What to do? Give up? Renege on faith? Adopt a “whatever will be, will be,” sort of philosophy?

No. Instead,

Remember what God has done for you.

Affirm what is right, just, and true.

Embrace faith and patience.

That’s what the prophet Habakkuk did. And his resilience helped to bring proper perspective to present troubles.

“Nothing that is worth doing can be achieved in a lifetime; therefore, we must be saved by hope.”

Reinhold Niebuhr (1892-1971)

Habakkuk was distressed over the corruption of his fellow Israelites. Things were askew and not right. So, he complained to God about it. 

God responded by informing Habakkuk that judgment was coming to Israel through the Babylonians. This was neither what Habakkuk expected nor wanted. The prophet grumbled even more because the Babylonians were more corrupt than the Israelites. 

The prophet was having a hard time, and it seemed God was only making things worse, not better.

Habakkuk struggled to come to terms with what God was doing, and not doing.
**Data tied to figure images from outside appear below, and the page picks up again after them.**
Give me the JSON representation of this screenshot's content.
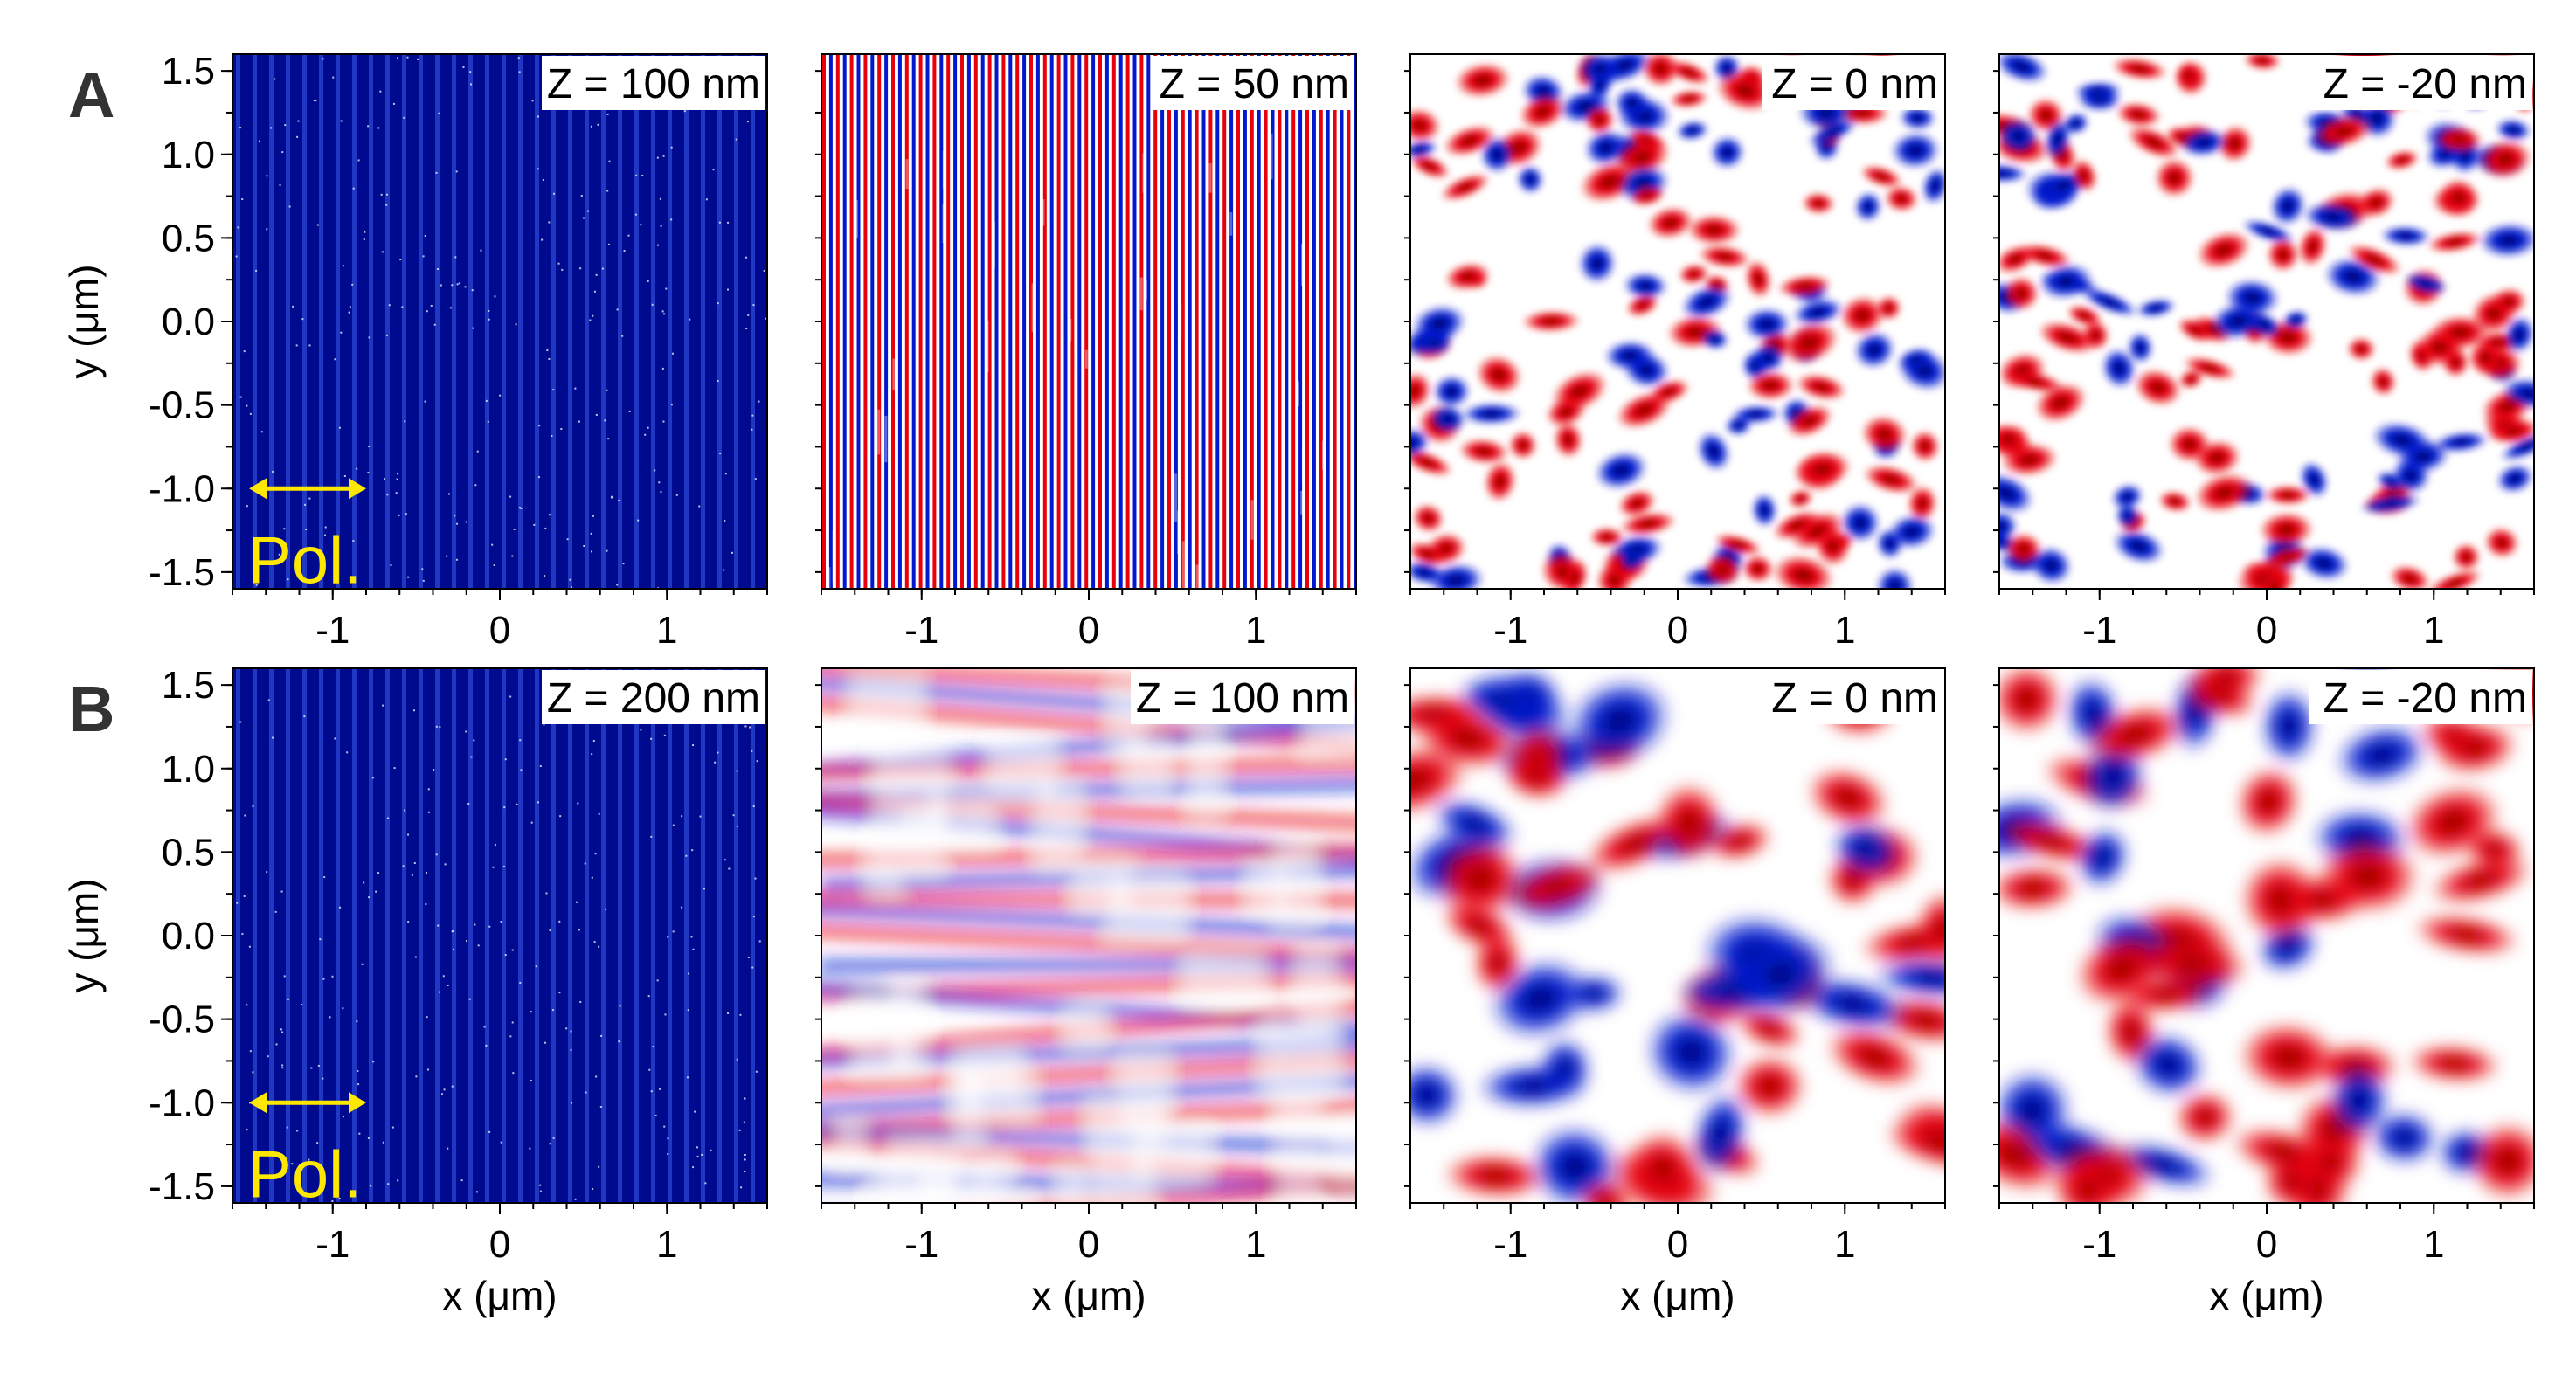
{
  "figure": {
    "row_labels": [
      "A",
      "B"
    ],
    "polarization_label": "Pol."
  },
  "colors": {
    "dark_background": "#000a8e",
    "stripe_light": "#3a5cf0",
    "positive": "#e8000b",
    "positive_dark": "#7a0000",
    "negative": "#0018d0",
    "negative_dark": "#000a5c",
    "neutral": "#ffffff",
    "annotation": "#ffe800",
    "axis": "#000000"
  },
  "chart_data": [
    {
      "type": "heatmap",
      "row": "A",
      "colormap": "dark-stripes",
      "label": "Z = 100 nm",
      "xlabel": "",
      "ylabel": "y (μm)",
      "xlim": [
        -1.6,
        1.6
      ],
      "ylim": [
        -1.6,
        1.6
      ],
      "xticks": [
        "-1",
        "0",
        "1"
      ],
      "yticks": [
        "1.5",
        "1.0",
        "0.5",
        "0.0",
        "-0.5",
        "-1.0",
        "-1.5"
      ]
    },
    {
      "type": "heatmap",
      "row": "A",
      "colormap": "red-blue-stripes",
      "label": "Z = 50 nm",
      "xlabel": "",
      "ylabel": "",
      "xlim": [
        -1.6,
        1.6
      ],
      "ylim": [
        -1.6,
        1.6
      ],
      "xticks": [
        "-1",
        "0",
        "1"
      ],
      "yticks": []
    },
    {
      "type": "heatmap",
      "row": "A",
      "colormap": "red-blue-fine",
      "label": "Z = 0 nm",
      "xlabel": "",
      "ylabel": "",
      "xlim": [
        -1.6,
        1.6
      ],
      "ylim": [
        -1.6,
        1.6
      ],
      "xticks": [
        "-1",
        "0",
        "1"
      ],
      "yticks": []
    },
    {
      "type": "heatmap",
      "row": "A",
      "colormap": "red-blue-fine",
      "label": "Z = -20 nm",
      "xlabel": "",
      "ylabel": "",
      "xlim": [
        -1.6,
        1.6
      ],
      "ylim": [
        -1.6,
        1.6
      ],
      "xticks": [
        "-1",
        "0",
        "1"
      ],
      "yticks": []
    },
    {
      "type": "heatmap",
      "row": "B",
      "colormap": "dark-stripes",
      "label": "Z = 200 nm",
      "xlabel": "x (μm)",
      "ylabel": "y (μm)",
      "xlim": [
        -1.6,
        1.6
      ],
      "ylim": [
        -1.6,
        1.6
      ],
      "xticks": [
        "-1",
        "0",
        "1"
      ],
      "yticks": [
        "1.5",
        "1.0",
        "0.5",
        "0.0",
        "-0.5",
        "-1.0",
        "-1.5"
      ]
    },
    {
      "type": "heatmap",
      "row": "B",
      "colormap": "red-blue-banded",
      "label": "Z = 100 nm",
      "xlabel": "x (μm)",
      "ylabel": "",
      "xlim": [
        -1.6,
        1.6
      ],
      "ylim": [
        -1.6,
        1.6
      ],
      "xticks": [
        "-1",
        "0",
        "1"
      ],
      "yticks": []
    },
    {
      "type": "heatmap",
      "row": "B",
      "colormap": "red-blue-smooth",
      "label": "Z = 0 nm",
      "xlabel": "x (μm)",
      "ylabel": "",
      "xlim": [
        -1.6,
        1.6
      ],
      "ylim": [
        -1.6,
        1.6
      ],
      "xticks": [
        "-1",
        "0",
        "1"
      ],
      "yticks": []
    },
    {
      "type": "heatmap",
      "row": "B",
      "colormap": "red-blue-smooth",
      "label": "Z = -20 nm",
      "xlabel": "x (μm)",
      "ylabel": "",
      "xlim": [
        -1.6,
        1.6
      ],
      "ylim": [
        -1.6,
        1.6
      ],
      "xticks": [
        "-1",
        "0",
        "1"
      ],
      "yticks": []
    }
  ]
}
Finally, he concluded the matter by reconnecting with his faith: 

Even though the fig trees have no blossoms,
    and there are no grapes on the vines;
even though the olive crop fails,
    and the fields lie empty and barren;
even though the flocks die in the fields,
    and the cattle barns are empty,
yet I will rejoice in the Lord!
    I will be joyful in the God of my salvation!
The Sovereign Lord is my strength!
    He makes me as surefooted as a deer,
    able to tread upon the heights. (Habakkuk 3:17-19, NLT)

Perhaps the most significant faith experience we can have, is to come to the point of complete trust in God so that our happiness is not dependent upon good circumstances. 

The truth we all must eventually come around to is that joy and security is independent of what’s going on around us. 

Even though we face difficulty, and even evil, confidence can still exist and thrive within us. We can still rejoice because we don’t need everything to go our way in order to be happy.

Faith, patience, and joy are neither cheap, nor easy. For them to remain rooted within us, we must affirm our commitment to Christ daily. And that requires remembering.

What’s more, there is a reward ahead if we persevere to the end.

We can remain patient, express faith, kindle hope, and remember necessary things whenever we stop doing unimportant things which do not add value to our ultimate goals.

So, be mindful of the things which are most important to you; and move through life at a pace of hope, not anxiety. Don’t throw away your spiritual confidence, just because things are continually hard.

God, give us grace to accept with serenity
the things that cannot be changed,
Courage to change the things
which should be changed,
and the Wisdom to distinguish
the one from the other.

Living one day at a time,
Enjoying one moment at a time,
Accepting hardship as a pathway to peace,
Taking, as Jesus did,
This sinful world as it is,
Not as I would have it,
Trusting that You will make all things right,
If I surrender to Your will,
So that I may be reasonably happy in this life,
And supremely happy with You forever in the next.